Tim Roth reunites with Quentin Tarantino in "The Hateful Eight," with the actor saying the director is just the same as when he was making his name in the 1990s - albeit with more filmmaking knowledge.
Roth, who was in Tarantino's "Reservoir Dogs" and "Pulp Fiction", stars in the director's eighth film, which tells the story of bounty hunters in post-Civil War Wyoming.
"He knows more ... he's a better filmmaker I think he would say from when we shot for five weeks on 'Reservoir Dogs,'" Roth told Reuters in an interview.

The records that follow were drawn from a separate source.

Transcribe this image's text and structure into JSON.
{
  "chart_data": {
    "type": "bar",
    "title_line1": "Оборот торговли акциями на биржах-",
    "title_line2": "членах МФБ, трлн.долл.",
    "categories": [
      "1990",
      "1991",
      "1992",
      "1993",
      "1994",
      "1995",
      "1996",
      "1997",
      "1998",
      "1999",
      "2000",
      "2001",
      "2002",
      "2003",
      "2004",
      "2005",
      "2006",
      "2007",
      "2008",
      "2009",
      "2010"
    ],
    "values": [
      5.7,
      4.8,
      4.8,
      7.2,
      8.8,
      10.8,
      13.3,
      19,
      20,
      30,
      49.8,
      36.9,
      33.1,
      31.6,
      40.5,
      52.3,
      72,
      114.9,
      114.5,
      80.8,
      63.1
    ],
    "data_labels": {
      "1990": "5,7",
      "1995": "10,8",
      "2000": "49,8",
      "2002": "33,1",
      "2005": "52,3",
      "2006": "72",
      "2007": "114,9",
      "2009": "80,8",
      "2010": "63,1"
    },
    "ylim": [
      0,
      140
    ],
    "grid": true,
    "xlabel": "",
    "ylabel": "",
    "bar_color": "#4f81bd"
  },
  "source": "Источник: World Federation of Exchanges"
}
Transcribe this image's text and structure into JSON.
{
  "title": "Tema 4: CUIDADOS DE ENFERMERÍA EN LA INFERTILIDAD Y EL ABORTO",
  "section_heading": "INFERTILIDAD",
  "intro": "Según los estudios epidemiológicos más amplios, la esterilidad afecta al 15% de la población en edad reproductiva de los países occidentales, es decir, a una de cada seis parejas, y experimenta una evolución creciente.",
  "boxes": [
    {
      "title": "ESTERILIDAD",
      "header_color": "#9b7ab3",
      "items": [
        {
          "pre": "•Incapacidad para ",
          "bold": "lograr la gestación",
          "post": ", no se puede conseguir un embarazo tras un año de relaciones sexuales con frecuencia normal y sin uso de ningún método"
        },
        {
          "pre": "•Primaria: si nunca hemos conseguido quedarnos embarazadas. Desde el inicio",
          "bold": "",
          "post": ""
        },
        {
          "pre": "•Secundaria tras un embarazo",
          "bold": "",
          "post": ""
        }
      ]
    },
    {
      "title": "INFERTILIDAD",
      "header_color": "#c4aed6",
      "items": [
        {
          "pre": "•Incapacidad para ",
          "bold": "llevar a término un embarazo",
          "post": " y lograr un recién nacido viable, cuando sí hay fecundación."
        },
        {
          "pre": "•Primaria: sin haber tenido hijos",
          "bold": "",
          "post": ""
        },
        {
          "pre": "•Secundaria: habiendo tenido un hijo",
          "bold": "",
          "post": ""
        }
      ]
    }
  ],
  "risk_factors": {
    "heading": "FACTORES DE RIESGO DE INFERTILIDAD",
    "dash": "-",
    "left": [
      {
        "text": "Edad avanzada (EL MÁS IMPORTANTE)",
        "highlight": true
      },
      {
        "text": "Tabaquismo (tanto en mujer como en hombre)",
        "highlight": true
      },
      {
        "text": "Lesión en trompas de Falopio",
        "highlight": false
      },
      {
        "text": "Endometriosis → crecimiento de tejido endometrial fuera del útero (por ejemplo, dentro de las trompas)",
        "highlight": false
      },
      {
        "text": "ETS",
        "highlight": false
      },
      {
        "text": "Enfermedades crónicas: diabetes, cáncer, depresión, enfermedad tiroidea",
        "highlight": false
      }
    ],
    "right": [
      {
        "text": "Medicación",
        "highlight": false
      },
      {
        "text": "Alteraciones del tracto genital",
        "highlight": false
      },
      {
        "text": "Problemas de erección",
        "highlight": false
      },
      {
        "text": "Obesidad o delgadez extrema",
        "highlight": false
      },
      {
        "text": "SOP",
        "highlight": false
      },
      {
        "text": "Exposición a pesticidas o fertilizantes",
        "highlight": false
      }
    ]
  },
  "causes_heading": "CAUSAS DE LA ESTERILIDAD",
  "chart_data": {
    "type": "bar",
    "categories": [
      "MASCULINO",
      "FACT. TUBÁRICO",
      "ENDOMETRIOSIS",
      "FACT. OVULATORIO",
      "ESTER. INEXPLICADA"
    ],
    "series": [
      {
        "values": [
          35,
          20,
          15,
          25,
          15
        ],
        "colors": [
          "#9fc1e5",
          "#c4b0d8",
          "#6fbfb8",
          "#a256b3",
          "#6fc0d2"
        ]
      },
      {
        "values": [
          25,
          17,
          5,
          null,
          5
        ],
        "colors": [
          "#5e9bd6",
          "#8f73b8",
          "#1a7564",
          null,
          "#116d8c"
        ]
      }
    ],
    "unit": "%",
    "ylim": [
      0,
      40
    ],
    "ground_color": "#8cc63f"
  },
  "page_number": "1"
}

"He has all of the toys, he knows more efficiently how to tell his stories, more artistically -- he's more visionary and so on but still the same kind of chap."
The movie reunites Tarantino with other past collaborators including Samuel L. Jackson, Michael Madsen and Kurt Russell.
It begins with bounty hunter John Ruth (Russell) and fugitive Daisy (Jennifer Jason Leigh) in a stagecoach traveling towards the town of Red Rock before meeting two strangers, whom they take onboard.
As a blizzard builds, they take refuge and meet other travelers. As they get to know each other, all is not quite as it seems.
Tarantino shot the film in an old format called Ultra Panavision 70mm, creating a widescreen experience.
"Like when you are going to a play, you can look on the stage and you can choose what you want to look at and this kind of gives you that opportunity," Russell told Reuters.
"The Hateful Eight," already out in the United States, hits European cinemas this week, and most other countries this month.